Lessons from the Previous Shutdown
Looking back, the impact of the October–November shutdown is still fresh in the minds of market participants. During that period, stock and crypto markets experienced significant declines, while gold and silver surged sharply.
Historical data shows that on October 1, the price of gold was around USD 3,875. In a short period of time, gold prices climbed to a peak of approximately USD 4,348, representing an increase of about 12%.
Silver showed a similar performance. From a price of around USD 46, silver rose to USD 54, recording an increase of approximately 17% within just the first two weeks.
Potential Impact if the Shutdown Reoccurs
With the rising probability of a shutdown, many believe that historical patterns could repeat themselves. If that happens, gold is expected to break above USD 4,987, with the possibility of even reaching USD 5,500.
Silver is also considered to have strong upside potential. This is driven by the nature of fiat money, which can be printed without limit, in stark contrast to gold and silver, whose physical supply continues to become scarcer.
The Dual Market Phenomenon in Silver
Current conditions in the silver market indicate a dual market phenomenon. In the US market, silver prices are around USD 100, while in the Shanghai physical market, prices have surpassed USD 113.
This discrepancy reflects an imbalance between the physical silver market and the paper silver market (paper silver). This imbalance creates arbitrage opportunities, where market participants buy silver in the US and sell it in China.
However, this situation cannot last forever.

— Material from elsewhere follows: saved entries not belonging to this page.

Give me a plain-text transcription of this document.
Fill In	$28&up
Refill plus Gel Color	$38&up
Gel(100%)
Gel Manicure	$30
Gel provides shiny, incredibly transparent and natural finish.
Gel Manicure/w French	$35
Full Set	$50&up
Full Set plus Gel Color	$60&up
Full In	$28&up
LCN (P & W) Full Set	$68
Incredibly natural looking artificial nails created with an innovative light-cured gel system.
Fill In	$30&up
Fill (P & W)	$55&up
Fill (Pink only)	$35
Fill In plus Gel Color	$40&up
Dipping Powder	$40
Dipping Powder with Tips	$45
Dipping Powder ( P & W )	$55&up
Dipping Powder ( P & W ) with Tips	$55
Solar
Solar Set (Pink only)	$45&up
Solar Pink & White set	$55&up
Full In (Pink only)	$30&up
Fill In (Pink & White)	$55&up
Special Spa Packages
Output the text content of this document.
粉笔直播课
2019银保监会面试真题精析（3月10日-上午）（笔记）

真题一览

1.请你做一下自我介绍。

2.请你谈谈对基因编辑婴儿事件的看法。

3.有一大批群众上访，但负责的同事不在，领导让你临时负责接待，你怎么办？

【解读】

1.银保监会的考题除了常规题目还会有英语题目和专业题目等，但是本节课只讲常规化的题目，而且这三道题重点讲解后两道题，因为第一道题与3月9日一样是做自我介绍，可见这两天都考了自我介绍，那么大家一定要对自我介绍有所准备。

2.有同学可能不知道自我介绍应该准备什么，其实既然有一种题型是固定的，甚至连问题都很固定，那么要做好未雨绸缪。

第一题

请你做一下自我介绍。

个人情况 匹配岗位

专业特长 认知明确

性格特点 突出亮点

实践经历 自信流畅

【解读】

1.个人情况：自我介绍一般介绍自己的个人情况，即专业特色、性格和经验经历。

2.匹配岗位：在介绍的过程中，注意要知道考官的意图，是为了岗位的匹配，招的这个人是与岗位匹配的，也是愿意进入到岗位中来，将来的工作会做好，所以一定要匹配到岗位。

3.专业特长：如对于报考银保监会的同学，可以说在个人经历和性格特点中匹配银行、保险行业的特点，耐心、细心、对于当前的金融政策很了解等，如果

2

There are even suspicions of price suppression efforts in the US silver market, particularly because many large financial institutions have taken short positions in silver.
Conclusion
Will a market crash occur in the near future? No one can say for certain. However, if history repeats itself, gold and silver have the potential to experience major rallies, while crypto and stock markets face the risk of severe pressure, with crypto expected to be the most affected asset.
The most important lesson is to read history rather than merely guessing market direction. In times of global uncertainty, understanding market cycles and dynamics becomes a key factor in making sound investment decisions.